Only the eyes were different. They were green and piercing. Just like Jasper Garth’s.
In that moment, something inside her went completely cold. Her throat tightened so much it became hard to breathe.
Nina hadn’t wanted to see this.
Jasper’s face flashed before Nina’s eyes — the image she’d dreamed of erasing from her memory. Sharp cheekbones. A cold, piercing stare. She remembered him too clearly, as if they hadn’t been apart for twenty years at all, as if they’d only parted a couple of days ago. And now she saw his features in her daughter.
A shiver ran through her.
Her fingers pressed the lock button without her realizing it, the screen went dark. She clutched the phone to her chest, squeezing it until her fingers went numb. Tears burned in her eyes, but she didn’t cry.
She just needed to drive. Anywhere. As long as she didn’t sit still. As long as she didn’t drown in these thoughts, didn’t sink deeper into the spiral of pain that was already tightening around her.

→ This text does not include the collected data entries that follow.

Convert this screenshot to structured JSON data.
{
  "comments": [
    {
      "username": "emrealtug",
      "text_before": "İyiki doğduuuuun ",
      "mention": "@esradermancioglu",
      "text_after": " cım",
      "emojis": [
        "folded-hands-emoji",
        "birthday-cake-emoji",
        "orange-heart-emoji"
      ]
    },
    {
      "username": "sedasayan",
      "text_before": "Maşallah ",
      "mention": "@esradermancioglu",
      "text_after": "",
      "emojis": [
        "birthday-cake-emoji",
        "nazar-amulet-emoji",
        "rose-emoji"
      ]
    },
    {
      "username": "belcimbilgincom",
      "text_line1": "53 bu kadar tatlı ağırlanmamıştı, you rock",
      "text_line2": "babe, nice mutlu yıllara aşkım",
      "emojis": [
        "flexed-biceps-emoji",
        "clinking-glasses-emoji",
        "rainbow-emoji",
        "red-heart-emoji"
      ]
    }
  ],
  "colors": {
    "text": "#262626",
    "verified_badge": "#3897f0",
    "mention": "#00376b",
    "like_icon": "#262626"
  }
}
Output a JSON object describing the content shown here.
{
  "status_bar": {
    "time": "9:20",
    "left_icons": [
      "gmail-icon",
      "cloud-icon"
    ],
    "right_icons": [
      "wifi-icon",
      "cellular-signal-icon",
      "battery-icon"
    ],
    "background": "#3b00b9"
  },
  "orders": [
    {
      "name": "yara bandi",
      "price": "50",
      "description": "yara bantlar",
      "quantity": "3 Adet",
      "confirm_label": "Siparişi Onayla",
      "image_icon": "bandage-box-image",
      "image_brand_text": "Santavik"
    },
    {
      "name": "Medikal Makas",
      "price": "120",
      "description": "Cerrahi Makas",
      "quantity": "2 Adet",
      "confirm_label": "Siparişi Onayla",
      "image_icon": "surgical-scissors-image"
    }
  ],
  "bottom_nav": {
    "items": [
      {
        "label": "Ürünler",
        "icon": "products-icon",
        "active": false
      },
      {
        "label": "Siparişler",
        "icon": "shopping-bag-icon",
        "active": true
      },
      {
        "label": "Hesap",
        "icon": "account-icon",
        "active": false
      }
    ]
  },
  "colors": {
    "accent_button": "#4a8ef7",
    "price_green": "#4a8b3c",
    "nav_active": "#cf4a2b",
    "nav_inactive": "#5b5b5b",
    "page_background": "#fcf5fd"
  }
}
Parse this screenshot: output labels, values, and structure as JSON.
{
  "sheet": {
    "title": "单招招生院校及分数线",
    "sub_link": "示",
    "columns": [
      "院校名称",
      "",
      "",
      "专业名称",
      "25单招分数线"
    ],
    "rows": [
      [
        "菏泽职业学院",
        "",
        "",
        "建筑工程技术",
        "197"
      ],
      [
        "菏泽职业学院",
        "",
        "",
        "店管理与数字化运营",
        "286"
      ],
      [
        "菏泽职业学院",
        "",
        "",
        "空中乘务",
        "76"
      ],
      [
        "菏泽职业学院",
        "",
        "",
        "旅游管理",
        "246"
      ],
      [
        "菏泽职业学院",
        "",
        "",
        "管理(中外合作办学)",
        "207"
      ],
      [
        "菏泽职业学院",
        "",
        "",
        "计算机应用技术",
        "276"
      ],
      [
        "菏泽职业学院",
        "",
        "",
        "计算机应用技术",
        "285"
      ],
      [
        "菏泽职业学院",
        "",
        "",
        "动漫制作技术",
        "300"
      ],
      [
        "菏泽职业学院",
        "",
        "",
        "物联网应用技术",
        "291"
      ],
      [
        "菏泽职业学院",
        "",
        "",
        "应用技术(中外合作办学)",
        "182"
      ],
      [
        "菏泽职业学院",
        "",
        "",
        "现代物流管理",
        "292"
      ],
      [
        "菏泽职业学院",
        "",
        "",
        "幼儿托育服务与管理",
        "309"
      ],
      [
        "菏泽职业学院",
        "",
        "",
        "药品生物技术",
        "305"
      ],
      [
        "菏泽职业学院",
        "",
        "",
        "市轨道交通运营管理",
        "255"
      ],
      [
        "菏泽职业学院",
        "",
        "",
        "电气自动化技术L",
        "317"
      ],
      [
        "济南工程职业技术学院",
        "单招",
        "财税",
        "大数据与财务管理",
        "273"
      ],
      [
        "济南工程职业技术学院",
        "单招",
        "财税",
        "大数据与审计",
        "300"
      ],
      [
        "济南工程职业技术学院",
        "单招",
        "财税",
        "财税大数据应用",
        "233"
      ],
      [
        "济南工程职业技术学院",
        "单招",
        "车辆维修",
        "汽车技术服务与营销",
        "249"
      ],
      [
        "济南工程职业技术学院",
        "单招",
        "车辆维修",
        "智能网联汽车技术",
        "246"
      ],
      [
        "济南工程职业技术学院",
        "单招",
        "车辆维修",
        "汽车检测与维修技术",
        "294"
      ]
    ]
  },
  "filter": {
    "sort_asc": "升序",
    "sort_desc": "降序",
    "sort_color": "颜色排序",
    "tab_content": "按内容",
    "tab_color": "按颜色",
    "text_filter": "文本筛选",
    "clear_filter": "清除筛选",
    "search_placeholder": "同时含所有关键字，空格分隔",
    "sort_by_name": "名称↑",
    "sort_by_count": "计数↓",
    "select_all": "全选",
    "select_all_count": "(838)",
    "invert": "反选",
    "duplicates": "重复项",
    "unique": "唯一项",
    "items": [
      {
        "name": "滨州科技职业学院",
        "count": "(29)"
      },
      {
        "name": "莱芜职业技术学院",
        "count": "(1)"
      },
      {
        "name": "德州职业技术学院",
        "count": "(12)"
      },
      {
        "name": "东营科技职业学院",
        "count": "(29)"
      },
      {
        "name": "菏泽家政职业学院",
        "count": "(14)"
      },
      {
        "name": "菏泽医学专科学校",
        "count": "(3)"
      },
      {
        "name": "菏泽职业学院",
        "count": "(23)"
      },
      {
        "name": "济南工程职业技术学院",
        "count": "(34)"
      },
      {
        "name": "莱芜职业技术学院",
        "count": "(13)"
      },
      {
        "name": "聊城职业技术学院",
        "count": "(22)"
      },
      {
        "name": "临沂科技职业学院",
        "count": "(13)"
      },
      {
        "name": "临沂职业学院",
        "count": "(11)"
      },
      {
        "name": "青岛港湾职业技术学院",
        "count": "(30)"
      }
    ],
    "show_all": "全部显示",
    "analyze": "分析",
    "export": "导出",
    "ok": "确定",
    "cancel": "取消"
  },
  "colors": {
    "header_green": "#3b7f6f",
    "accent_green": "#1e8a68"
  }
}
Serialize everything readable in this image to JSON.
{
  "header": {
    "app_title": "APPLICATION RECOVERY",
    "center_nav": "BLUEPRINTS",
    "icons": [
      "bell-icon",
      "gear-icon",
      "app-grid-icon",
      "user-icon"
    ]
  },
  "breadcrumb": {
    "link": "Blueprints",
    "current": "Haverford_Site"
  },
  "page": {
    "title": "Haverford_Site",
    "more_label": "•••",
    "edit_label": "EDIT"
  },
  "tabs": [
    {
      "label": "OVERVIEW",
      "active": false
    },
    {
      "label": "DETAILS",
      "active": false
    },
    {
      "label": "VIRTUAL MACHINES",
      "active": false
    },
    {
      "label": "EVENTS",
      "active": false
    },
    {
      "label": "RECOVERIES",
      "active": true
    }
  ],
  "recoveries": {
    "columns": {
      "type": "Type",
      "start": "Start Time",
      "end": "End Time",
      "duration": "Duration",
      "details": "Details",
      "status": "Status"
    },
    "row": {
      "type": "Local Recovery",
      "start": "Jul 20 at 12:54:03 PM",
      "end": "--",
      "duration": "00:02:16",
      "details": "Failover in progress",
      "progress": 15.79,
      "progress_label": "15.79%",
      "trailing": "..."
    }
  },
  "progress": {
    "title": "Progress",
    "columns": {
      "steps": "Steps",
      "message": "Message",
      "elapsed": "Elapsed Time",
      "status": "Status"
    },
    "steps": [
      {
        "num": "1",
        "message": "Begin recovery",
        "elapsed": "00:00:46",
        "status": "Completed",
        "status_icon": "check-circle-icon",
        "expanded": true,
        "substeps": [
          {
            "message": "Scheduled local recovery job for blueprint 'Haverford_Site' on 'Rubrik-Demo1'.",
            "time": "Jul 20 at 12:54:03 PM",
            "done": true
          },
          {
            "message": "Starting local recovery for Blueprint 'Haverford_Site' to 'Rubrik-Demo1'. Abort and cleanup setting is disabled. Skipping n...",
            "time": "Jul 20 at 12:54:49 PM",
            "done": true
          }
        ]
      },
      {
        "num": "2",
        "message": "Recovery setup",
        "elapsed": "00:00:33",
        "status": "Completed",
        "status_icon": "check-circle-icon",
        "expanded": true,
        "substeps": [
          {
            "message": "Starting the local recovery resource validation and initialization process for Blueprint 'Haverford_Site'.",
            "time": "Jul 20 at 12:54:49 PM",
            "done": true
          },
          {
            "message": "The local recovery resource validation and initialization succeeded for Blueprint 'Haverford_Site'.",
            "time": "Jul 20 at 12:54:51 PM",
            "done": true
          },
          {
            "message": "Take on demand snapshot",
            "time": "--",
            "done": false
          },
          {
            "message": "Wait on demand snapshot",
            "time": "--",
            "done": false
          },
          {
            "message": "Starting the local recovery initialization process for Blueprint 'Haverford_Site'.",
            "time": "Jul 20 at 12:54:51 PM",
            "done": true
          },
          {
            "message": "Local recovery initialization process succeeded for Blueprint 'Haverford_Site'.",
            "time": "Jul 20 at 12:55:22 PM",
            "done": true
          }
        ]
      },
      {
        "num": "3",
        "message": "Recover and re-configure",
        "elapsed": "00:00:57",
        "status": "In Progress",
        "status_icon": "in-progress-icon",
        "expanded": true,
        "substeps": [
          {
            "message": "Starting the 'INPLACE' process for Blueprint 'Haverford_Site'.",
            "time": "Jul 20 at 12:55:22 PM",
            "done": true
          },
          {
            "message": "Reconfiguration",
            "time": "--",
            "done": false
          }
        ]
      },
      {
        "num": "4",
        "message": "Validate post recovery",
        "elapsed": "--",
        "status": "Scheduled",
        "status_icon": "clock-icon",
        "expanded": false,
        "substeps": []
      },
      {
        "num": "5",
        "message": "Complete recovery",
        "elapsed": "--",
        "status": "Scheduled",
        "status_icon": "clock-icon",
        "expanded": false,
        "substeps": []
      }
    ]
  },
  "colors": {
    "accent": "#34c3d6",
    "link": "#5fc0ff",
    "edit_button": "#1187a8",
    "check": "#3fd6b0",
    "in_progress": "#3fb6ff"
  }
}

Nina started the engine and slammed on the gas.
The road blurred before her eyes. She didn’t think about where she was going. She just pressed the gas and followed the flow of traffic until something inside led her exactly where she’d been drawn all along.
She stopped only when she realized where she was.
A quiet neighborhood. Narrow streets lined with townhouses, neat little yards, cars parked in tidy rows by the driveways.
And one of those houses was Lynn’s.
From the look of the area, money clearly wasn’t a problem for her. Which meant Nina’s help wasn’t needed. She should leave. Right now. But she didn’t.
Nina killed the engine but stayed in the car. She just stared at the house in front of her. Warmth and cold twisted strangely in her chest. For so many years she’d shoved any thoughts of her daughter deep down inside her. Sometimes she’d allowed herself to imagine their meeting. But now, sitting in the car just a few yards away, she had no idea what to do.
She didn’t know if Lynn even wanted to see her. And the scariest part was what she’d say if Lynn saw her first. She couldn’t tell her the truth. Pretend to be some distant relative? Ridiculous. Say she was lost? Just as absurd. And why had she even decided she could meet her at all? Lynn might live in another city and only have this address on record.
Nina sat in the car for what felt like forever. The clock on the dashboard said only twenty minutes had passed, but it felt like time had frozen.
She didn’t understand why she’d come.
What she wanted. What she was waiting for.
There was no answer.
She closed her eyes, rested her forehead against the steering wheel, and breathed heavily, trying to calm the chaos in her head. But the anxiety wouldn’t loosen its grip. Her chest felt tight. Her temples throbbed.
Nina exhaled hard, clenched the wheel, tore her eyes from the house and looked back at the road and suddenly noticed a tiny ball of fur right in the middle of the street.
A kitten. Small, fluffy, snow-white, with dark little spots on its ears.
It sat huddled miserably against the asphalt, trembling. Its tiny paws twitched faintly. It was cold — probably freezing.
Nina straightened sharply. How had it ended up here? The kitten looked like a pedigreed cat. Lost? Thrown out? She scanned the area, but there was no one around. The street wasn’t busy, but if someone came speeding through, the little thing wouldn’t survive.
Without thinking, Nina flung the door open and jumped out of the car. The cold evening air hit her in the face. The kitten was still sitting there, as if it were afraid to move. She approached slowly, carefully, crouched down, and held out her hands.
“Hey, baby… what are you doing out here?”
It looked at her with huge blue eyes, and something in her chest clenched painfully. Nina gently picked it up and felt the frantic hammering of its tiny heart.
And at that very moment, a door slammed behind her.
Footsteps sounded. Nina froze. She slowly turned her head… It was Lynn.
She stood in the doorway. Slim, beautiful, young, with long fair hair. Exactly like in Leonard’s photo.